The first two brews were done with a small group of us sharing the work and the product.  It’s a good group activity but I’ve realised I need to go it alone in my own time if I’m ever to achieve a stockpile of delicious beer.

Having a stockpile is important. Not only does it offer a sense of material security to know that you have a pantry full of coffee beans, beer, tomato sauce, and so on, but it also allows a kind of natural rhythm to emerge in the balance of work and enjoyment, process and product.  We’re so used to commercial models in which output must be consistent, constant, and always striving for new markets and new thresholds. But when you are producing for your own consumption you discover the pleasant and comforting reality of ‘enough’.

When I’m roasting coffee, I only have to put in half an hour of work to give me enough coffee for up to two weeks.  Half an hour of roasting is fun.  To do it every day would be tedious.  To be commercially viable I would have to invest in an expensive piece of equipment that takes away all the mystery, the human element, and hence the fun.  To make it ‘professional’ would ruin the process, break up the rhythm, and take time away from other things.

I think brewing will turn out to have its own rhythm.  It’s a longer process, requiring about 5-6 hours and a minimum of 4 weeks from brewing to drinking, but it also provides a greater yield, with about 22 litres of beer from each brew.  As with the home-roasted coffee, the home-brewed all grain beer is very high quality relative to commercial products, but at a significantly lower cost.

Coopers Pale Ale – the primary local beer – retails for $42.95 per carton (9 litres).

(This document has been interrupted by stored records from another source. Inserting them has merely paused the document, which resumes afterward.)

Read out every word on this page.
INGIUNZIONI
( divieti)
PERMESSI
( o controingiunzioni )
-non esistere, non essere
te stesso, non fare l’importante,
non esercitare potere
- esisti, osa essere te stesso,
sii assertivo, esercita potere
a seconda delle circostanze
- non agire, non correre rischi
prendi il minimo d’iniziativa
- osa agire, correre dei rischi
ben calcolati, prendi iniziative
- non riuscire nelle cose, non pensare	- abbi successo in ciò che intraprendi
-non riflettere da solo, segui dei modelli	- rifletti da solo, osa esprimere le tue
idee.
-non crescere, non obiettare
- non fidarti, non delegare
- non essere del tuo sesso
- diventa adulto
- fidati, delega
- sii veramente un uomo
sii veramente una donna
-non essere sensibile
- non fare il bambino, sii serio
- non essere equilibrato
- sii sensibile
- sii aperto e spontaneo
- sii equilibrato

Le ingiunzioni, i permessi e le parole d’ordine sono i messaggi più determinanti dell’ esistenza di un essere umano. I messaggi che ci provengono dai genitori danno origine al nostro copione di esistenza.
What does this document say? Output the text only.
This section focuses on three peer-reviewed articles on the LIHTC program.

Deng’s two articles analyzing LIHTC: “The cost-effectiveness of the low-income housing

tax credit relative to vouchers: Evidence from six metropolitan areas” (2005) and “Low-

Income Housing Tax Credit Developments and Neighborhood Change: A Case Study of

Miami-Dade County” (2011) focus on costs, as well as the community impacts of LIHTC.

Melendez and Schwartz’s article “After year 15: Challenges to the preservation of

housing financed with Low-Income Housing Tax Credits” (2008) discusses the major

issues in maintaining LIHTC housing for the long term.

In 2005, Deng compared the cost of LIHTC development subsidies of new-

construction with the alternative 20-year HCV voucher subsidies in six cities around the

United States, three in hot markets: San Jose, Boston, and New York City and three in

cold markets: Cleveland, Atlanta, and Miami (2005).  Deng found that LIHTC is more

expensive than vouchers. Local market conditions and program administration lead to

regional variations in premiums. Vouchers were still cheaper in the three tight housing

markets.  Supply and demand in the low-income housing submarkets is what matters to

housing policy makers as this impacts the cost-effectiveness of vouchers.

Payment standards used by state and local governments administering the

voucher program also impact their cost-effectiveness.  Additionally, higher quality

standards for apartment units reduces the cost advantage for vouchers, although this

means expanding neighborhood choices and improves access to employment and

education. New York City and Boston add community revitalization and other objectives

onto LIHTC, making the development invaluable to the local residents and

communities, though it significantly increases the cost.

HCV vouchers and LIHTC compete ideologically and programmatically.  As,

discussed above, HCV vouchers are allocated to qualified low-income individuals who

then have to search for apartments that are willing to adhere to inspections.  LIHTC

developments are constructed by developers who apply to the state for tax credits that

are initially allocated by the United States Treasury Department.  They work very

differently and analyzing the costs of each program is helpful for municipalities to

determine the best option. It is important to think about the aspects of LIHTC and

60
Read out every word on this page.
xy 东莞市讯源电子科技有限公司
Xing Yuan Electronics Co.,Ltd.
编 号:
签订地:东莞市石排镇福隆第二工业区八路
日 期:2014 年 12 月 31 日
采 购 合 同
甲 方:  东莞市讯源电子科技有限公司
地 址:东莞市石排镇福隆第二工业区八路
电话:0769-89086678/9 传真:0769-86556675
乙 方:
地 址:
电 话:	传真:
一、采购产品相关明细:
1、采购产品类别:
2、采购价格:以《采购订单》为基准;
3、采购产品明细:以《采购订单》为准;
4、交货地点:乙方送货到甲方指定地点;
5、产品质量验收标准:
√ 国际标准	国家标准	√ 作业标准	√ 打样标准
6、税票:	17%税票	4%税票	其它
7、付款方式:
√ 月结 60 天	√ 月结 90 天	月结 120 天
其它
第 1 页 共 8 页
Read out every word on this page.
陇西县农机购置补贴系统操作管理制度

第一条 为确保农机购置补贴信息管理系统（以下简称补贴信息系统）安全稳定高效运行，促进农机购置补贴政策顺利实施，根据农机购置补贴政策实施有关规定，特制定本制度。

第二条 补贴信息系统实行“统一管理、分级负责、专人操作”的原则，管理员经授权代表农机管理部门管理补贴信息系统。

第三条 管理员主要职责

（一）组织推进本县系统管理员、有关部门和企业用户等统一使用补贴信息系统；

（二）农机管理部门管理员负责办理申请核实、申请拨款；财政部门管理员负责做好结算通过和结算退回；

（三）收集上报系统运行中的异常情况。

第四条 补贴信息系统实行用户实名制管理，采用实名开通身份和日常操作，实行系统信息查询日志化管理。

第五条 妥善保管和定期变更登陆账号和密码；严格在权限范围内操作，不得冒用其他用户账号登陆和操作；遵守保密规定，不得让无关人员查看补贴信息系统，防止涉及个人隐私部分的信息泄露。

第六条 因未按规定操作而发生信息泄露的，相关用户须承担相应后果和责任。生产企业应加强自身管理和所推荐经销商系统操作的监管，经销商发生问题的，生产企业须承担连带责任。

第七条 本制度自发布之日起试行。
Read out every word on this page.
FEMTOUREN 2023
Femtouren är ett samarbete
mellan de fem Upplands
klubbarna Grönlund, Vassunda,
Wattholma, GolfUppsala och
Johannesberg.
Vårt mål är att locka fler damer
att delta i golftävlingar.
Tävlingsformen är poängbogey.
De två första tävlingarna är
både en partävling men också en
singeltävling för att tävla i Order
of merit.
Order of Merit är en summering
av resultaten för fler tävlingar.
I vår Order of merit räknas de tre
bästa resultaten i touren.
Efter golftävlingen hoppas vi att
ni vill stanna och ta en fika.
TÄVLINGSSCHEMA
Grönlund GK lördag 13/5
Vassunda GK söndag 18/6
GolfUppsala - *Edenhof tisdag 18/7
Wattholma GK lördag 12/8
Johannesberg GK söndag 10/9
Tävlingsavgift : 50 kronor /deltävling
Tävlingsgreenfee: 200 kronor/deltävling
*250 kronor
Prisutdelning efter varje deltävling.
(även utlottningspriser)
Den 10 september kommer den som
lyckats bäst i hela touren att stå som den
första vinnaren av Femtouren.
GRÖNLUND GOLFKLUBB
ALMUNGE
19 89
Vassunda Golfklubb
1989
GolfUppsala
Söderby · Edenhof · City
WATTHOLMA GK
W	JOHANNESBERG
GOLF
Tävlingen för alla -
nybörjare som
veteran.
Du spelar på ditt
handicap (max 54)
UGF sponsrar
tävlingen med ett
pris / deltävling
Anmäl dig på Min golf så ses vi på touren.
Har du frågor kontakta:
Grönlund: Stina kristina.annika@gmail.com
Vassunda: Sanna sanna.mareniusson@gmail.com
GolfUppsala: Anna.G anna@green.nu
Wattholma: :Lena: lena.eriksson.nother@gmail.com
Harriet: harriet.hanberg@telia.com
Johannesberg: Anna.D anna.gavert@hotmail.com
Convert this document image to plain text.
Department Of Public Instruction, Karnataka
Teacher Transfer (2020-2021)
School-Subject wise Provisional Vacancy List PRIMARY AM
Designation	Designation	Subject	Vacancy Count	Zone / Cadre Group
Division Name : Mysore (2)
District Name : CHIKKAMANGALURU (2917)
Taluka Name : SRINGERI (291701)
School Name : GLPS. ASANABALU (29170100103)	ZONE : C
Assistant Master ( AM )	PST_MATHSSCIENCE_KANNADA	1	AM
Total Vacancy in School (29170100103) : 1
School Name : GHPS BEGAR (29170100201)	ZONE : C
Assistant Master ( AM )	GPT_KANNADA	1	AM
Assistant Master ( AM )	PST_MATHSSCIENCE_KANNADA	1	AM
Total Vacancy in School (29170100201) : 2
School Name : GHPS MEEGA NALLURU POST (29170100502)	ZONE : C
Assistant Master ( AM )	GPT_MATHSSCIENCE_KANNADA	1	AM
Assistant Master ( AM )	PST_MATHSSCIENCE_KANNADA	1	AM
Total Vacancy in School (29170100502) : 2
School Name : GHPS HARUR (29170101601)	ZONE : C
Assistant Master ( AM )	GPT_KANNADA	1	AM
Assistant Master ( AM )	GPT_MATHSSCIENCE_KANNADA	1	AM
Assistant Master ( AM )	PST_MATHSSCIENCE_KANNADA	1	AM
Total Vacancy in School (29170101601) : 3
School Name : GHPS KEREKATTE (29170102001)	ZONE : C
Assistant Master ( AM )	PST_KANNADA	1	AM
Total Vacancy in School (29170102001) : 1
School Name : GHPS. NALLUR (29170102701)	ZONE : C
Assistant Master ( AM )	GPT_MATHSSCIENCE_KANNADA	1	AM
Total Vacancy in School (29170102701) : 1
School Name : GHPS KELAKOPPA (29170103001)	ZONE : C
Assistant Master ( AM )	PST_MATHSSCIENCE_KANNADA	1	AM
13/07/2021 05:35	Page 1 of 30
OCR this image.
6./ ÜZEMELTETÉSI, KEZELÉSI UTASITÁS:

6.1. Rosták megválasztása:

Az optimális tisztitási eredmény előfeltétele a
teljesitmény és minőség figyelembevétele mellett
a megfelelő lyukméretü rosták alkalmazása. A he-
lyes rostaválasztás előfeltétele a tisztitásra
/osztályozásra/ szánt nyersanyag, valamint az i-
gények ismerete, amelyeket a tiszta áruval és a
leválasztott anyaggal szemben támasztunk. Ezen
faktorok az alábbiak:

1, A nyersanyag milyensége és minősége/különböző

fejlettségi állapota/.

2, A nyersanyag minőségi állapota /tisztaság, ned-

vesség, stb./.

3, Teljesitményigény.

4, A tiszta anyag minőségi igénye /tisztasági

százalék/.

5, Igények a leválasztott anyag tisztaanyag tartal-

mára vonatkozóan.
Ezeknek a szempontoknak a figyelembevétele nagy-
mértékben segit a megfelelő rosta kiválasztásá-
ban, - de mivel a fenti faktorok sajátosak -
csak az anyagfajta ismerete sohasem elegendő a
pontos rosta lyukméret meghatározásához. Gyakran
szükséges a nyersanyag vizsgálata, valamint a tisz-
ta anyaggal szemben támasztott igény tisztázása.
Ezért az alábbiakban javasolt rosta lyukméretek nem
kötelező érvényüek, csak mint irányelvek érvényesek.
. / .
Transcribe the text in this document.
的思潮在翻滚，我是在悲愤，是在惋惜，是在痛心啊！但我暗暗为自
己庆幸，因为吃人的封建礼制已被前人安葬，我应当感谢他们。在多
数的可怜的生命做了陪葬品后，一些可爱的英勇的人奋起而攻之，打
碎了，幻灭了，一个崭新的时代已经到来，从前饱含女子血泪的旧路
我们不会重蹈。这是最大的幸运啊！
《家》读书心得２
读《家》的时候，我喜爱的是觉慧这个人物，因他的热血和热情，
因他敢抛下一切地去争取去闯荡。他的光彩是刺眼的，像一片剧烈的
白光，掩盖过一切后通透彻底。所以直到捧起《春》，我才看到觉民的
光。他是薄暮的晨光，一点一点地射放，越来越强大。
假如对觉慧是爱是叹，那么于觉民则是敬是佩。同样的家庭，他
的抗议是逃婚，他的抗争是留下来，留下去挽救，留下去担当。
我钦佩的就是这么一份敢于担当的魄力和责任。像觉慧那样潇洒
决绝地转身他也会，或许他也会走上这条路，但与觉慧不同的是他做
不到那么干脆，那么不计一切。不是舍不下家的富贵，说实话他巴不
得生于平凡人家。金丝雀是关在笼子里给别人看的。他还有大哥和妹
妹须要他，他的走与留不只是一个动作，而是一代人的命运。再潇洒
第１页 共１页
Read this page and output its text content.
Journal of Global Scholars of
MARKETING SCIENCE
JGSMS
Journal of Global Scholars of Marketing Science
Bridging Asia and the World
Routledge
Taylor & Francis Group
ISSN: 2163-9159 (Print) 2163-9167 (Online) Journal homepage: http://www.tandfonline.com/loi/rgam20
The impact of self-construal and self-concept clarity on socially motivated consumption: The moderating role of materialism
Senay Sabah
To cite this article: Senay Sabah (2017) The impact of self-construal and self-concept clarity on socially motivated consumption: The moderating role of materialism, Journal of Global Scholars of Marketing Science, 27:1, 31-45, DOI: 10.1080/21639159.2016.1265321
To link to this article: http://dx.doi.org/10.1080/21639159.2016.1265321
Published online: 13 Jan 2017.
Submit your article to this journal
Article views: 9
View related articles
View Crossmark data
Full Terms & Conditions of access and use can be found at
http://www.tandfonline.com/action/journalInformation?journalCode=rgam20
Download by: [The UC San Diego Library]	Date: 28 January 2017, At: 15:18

Prancing Pony Pale Ale – a good local craft beer – retails from $75.99 per carton (7.9 litres)

Both are good beers, but I’d rather drink my home-brewed Golden Ale than the Coopers Pale.  The monetary cost of the home-brewed Golden Ale is about $30 for 22 litres.

Obviously it costs more in terms of time and effort, but in line with my goal of ‘a richer life on a lower income’, home-brewed all grain beer is far more rewarding, productive and enjoyable than buying beer with money earned in a pointless, existentially demeaning job.  Spending time and effort in a valued, productive enterprise doesn’t feel like a ‘cost’ after all.